First out was Leszek Cichy on Everest in 1980. Then came Maciej Berbeka and Ryszard Gajewski on Manaslu in 1984. In 1985 Maciej Berbeka and Maciej Pawlikowski bagged Cho Oyu.
That same year (1985) Andrzej Czok and Jerzy Kukuczka took Dhaulagiri. The following year (1986), Kukuczka came back for Kangchenjunga together with Krzysztof Wielicki.
In 1987, Kukuczka returned again, this time with Artur Hajzer, to accomplish the first winter climb of Annapurna. Krzysztof Wielicki summited Lhotse solo on New years Eve in 1988 and that was the last time someone set foot on a summit higher than 8000 m during winter - before the Italian/Polish combo Simone Moro and Piotr Morawski summited Shisha Pangma in January 2005 bagging number 8 of the 14.
All the above climbs took place outside Pakistan. Karakoram is said to be even harsher than Nepal/Tibet in winter. Closest yet to a Karakoram success was Polish Maciej Berbeka (Manaslu winter 84, Cho Oyu winter 85) who solo climbed to Broad Peak's central summit. A Spanish TV team also attempting BP said that just to get to BC was a long, frozen walk from hell.
The Calendar
But what makes a winter expedition a winter expedition? Does it need to snow 9 out of 10 days and be miserably cold? Is a winter ascent in December as good as a winter ascent in February?
Well, there’s two ways of looking at it – one is the world calendar, and the other is Nepal and China’s permit schedule. The world’s seasonal calendar has winter beginning on December 21st, whereas Nepal and China’s winter permits start December 1st.
And then there are the actual conditions. "By the end of November the wind drops down and remains relatively calm; it can still blow at summit level until Christmas," Wielicki told XWeb previously.
Here goes "The meaning of winter" - a fairly extensive 3-part series from 2004 about the classifications. Next week finally, ExWeb will close with a winter special re-run from Adventure Weather: "The 'BAD' chart in Himalaya weather."
Today, part 1 of The meaning of winter in 8000+ climbing, part 1.
Check in for part 2 and 3 Thursday and Friday.

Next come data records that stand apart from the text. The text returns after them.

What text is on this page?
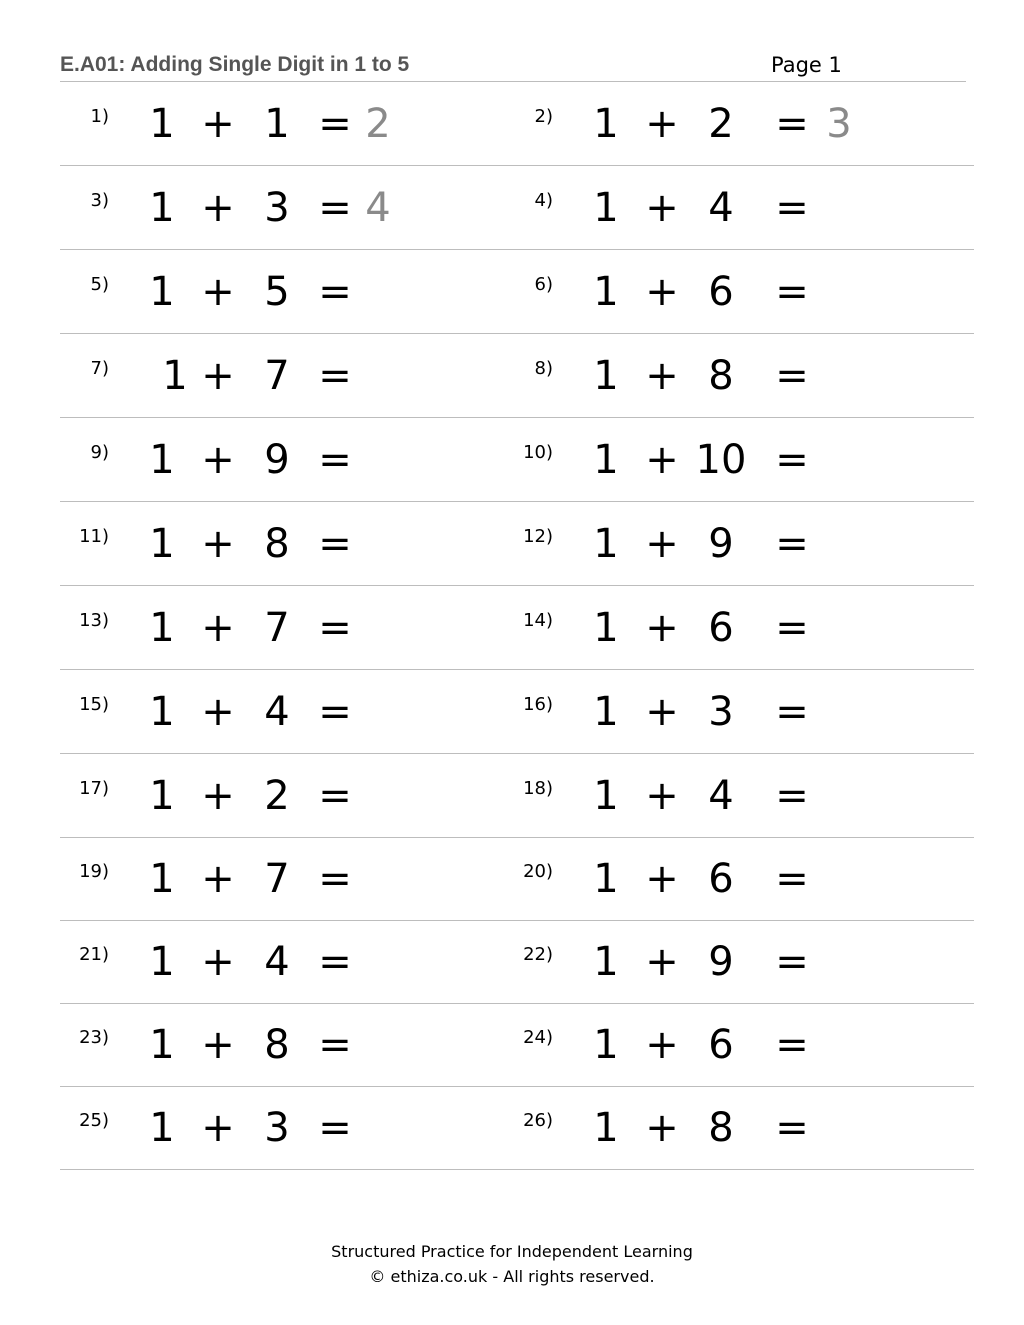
E.A01: Adding Single Digit in 1 to 5	Page 1
1)	1 + 1 = 2	2)	1 + 2	= 3
3)	1 + 3 = 4	4)	1 + 4	=
5)	1 + 5 =	6)	1 + 6	=
7)	1 + 7 =	8)	1 + 8	=
9)	1 + 9 =	10)	1 + 10 =
11)	1 + 8 =	12)	1 + 9	=
13)	1 + 7 =	14)	1 + 6	=
15)	1 + 4 =	16)	1 + 3	=
17)	1 + 2 =	18)	1 + 4	=
19)	1 + 7 =	20)	1 + 6	=
21)	1 + 4 =	22)	1 + 9	=
23)	1 + 8 =	24)	1 + 6	=
25)	1 + 3 =	26)	1 + 8	=
Structured Practice for Independent Learning
© ethiza.co.uk - All rights reserved.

This season, Polish Artur Hajzer will lead Robert Szymczak and Canadian Don Bowie (both part of the rescue attempt of Inaki Ochoa this past spring) on Broad Peak.
Artur has five 8000ers under his belt (latest Dhaula in May with Robert), three of them climbed via new routes, and the first winter climb on Annapurna. Arthur and Robert were also members in the Polish winter attempt on Nanga Parbat two years ago (with Szymczak as expedition Doc). A second Polish team led by Jacek Teler will attempt Nanga Parbat.
Both those ascents would mark the first winter climbs of the peaks, while in Nepal Jan Krabec, Milan Wlasák, and Pavel Krupièka hope to bag a Manaslu winter first for the Czech Republic.